I recall that that’s how we would do things in the Sixties. If you were going to a party at a friend’s house, you would take a favorite album or two, but you would print your name on it so no one else would take it home by mistake. Some of our Beatles albums have MB on the covers, the initials of my brother, Mark.

This Herman’s Hermits album was new in 1965. It’s possible the party was in a ranch-style basement similar to mine. There’s a way I could narrow it down. Sue’s last name is unique enough that I can try to find her on the internet. And I do.

On, I find her obituary from Nov. 8, 1984, in Edwardsburg. She was 32 years old, a past president of the Elkhart Married Women’s Club, when she died. Her birthdate in 1952 is 21 days before my brother Tom’s. Sue had no children, but her husband, parents and two brothers survived her. Memorials were requested for diabetes research.
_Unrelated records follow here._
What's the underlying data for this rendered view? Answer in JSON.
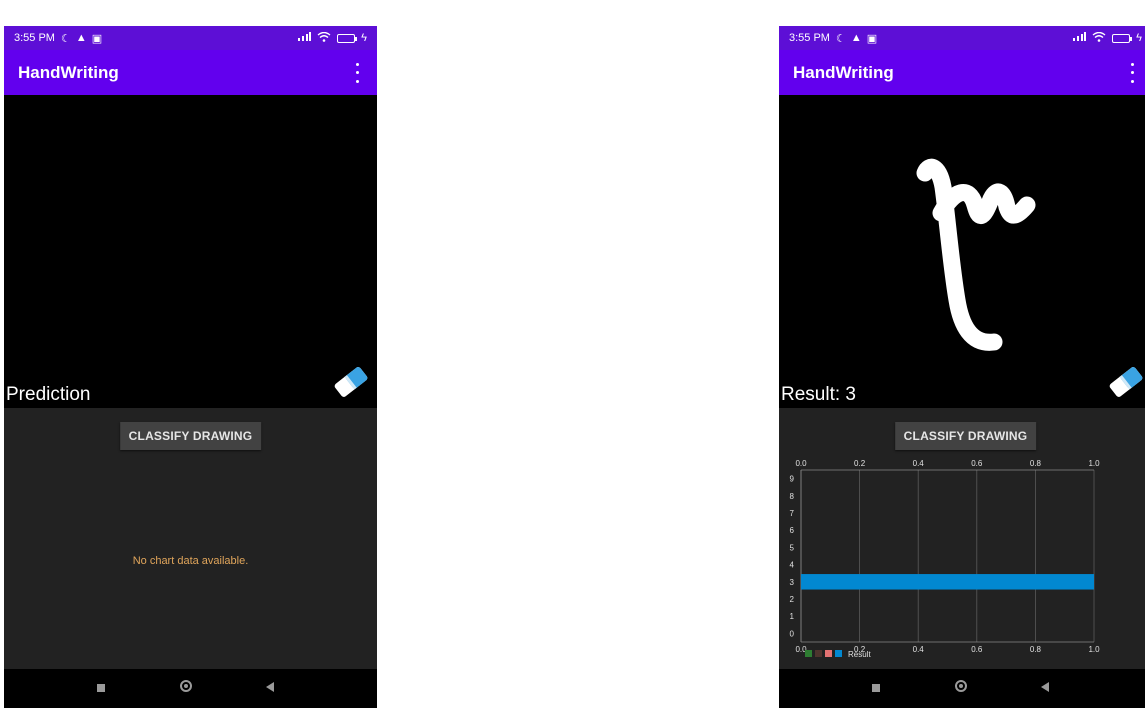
{
  "status_bar": {
    "time": "3:55 PM"
  },
  "app_bar": {
    "title": "HandWriting"
  },
  "left_screen": {
    "label": "Prediction",
    "classify_button": "CLASSIFY DRAWING",
    "no_chart_message": "No chart data available."
  },
  "right_screen": {
    "label": "Result: 3",
    "classify_button": "CLASSIFY DRAWING",
    "drawn_glyph": "۳"
  },
  "icons": {
    "status_left": [
      "moon-icon",
      "warning-icon",
      "camera-icon"
    ],
    "status_right": [
      "signal-icon",
      "wifi-icon",
      "battery-icon",
      "charging-icon"
    ],
    "eraser": "eraser-icon",
    "overflow": "more-vert-icon",
    "nav": [
      "recents-square-icon",
      "home-circle-icon",
      "back-triangle-icon"
    ]
  },
  "colors": {
    "status_bar": "#5d0fd6",
    "app_bar": "#6200ee",
    "panel": "#222222",
    "bar": "#0288d1",
    "no_data_text": "#e0a55b"
  },
  "chart_data": {
    "type": "bar",
    "orientation": "horizontal",
    "categories": [
      "0",
      "1",
      "2",
      "3",
      "4",
      "5",
      "6",
      "7",
      "8",
      "9"
    ],
    "series": [
      {
        "name": "Result",
        "values": [
          0,
          0,
          0,
          1.0,
          0,
          0,
          0,
          0,
          0,
          0
        ],
        "color": "#0288d1"
      }
    ],
    "value_ticks": [
      "0.0",
      "0.2",
      "0.4",
      "0.6",
      "0.8",
      "1.0"
    ],
    "xlim": [
      0,
      1.0
    ],
    "grid": true,
    "legend": {
      "position": "bottom-left",
      "swatch_colors": [
        "#2e7d32",
        "#4e342e",
        "#e57373",
        "#0288d1"
      ]
    }
  }
}
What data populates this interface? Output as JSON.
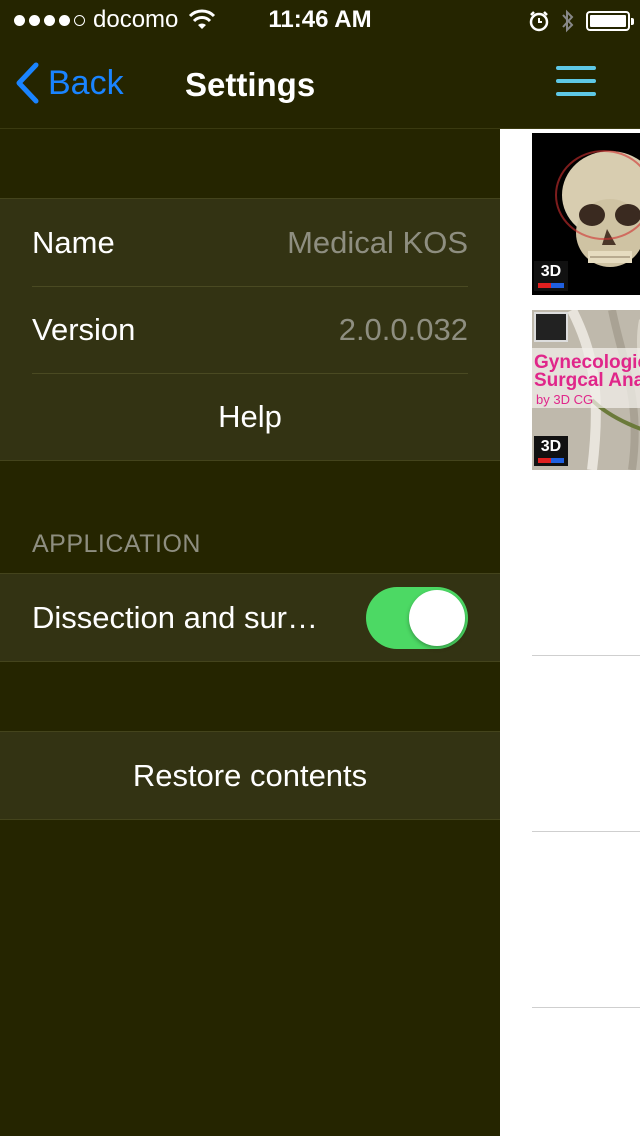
{
  "status_bar": {
    "carrier": "docomo",
    "time": "11:46 AM",
    "signal_bars": 4,
    "battery_level": 1.0
  },
  "nav": {
    "back_label": "Back",
    "title": "Settings",
    "menu_icon": "hamburger-icon"
  },
  "info_group": {
    "name_label": "Name",
    "name_value": "Medical KOS",
    "version_label": "Version",
    "version_value": "2.0.0.032",
    "help_label": "Help"
  },
  "application_section": {
    "header": "APPLICATION",
    "toggle_label": "Dissection and sur…",
    "toggle_on": true
  },
  "restore": {
    "label": "Restore contents"
  },
  "right_panel": {
    "thumb1_badge": "3D",
    "thumb2_title_line1": "Gynecologic",
    "thumb2_title_line2": "Surgcal Ana",
    "thumb2_subtitle": "by 3D CG",
    "thumb2_badge": "3D"
  },
  "colors": {
    "background": "#252500",
    "cell_background": "#333313",
    "tint_blue": "#1a84ff",
    "toggle_green": "#4cd964",
    "menu_icon": "#5ec8e6"
  }
}
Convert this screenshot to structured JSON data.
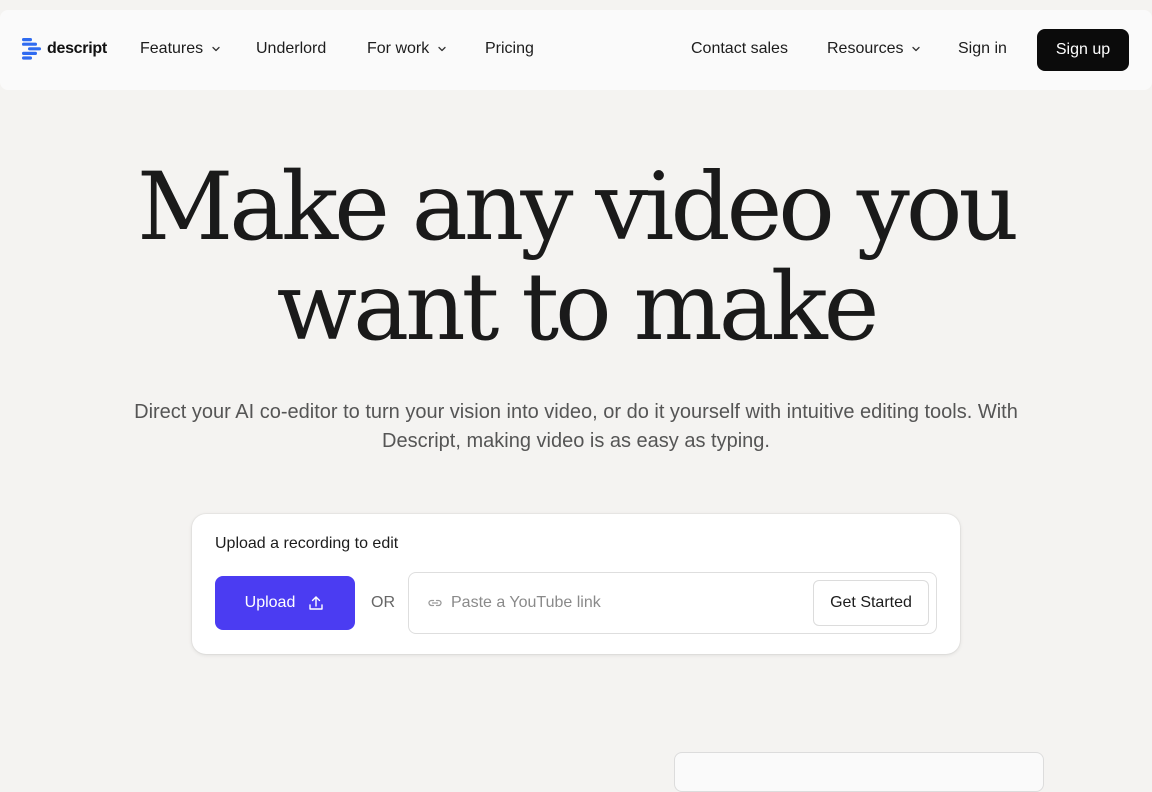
{
  "nav": {
    "brand": "descript",
    "features": "Features",
    "underlord": "Underlord",
    "for_work": "For work",
    "pricing": "Pricing",
    "contact_sales": "Contact sales",
    "resources": "Resources",
    "sign_in": "Sign in",
    "sign_up": "Sign up"
  },
  "hero": {
    "title_line1": "Make any video you",
    "title_line2": "want to make",
    "subtitle": "Direct your AI co-editor to turn your vision into video, or do it yourself with intuitive editing tools. With Descript, making video is as easy as typing."
  },
  "upload": {
    "title": "Upload a recording to edit",
    "upload_label": "Upload",
    "or_label": "OR",
    "youtube_placeholder": "Paste a YouTube link",
    "youtube_value": "",
    "get_started": "Get Started"
  },
  "colors": {
    "accent": "#4b3cf2",
    "brand_blue": "#2f6bf0",
    "background": "#f4f3f1",
    "dark_button": "#0b0b0b"
  },
  "icons": {
    "logo": "descript-logo-icon",
    "dropdown": "chevron-down-icon",
    "upload": "upload-icon",
    "link": "link-icon"
  }
}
I never knew Sue, nor do I remember how I acquired her album.

There are other newspaper articles. Her husband Bob a Navy veteran of the Vietnam War, died in 2020. Her father, Walter, died in 2003 on her mother’s birthday. Her mom, active in a half-dozen Elkhart social groups, died in 2010 at age 93. As far as I can tell, the two brothers are still alive. 

I’m sad. My best guess is, this Herman’s Hermits record that Sue proudly took to a party when she was 13 was among the possessions her family took to a resale shop after her death. I have another thought. It seems likely now that half the albums I own once belonged to people who have died.

With all these memories – most of which aren’t even mine – it’s a wonder I get anything done.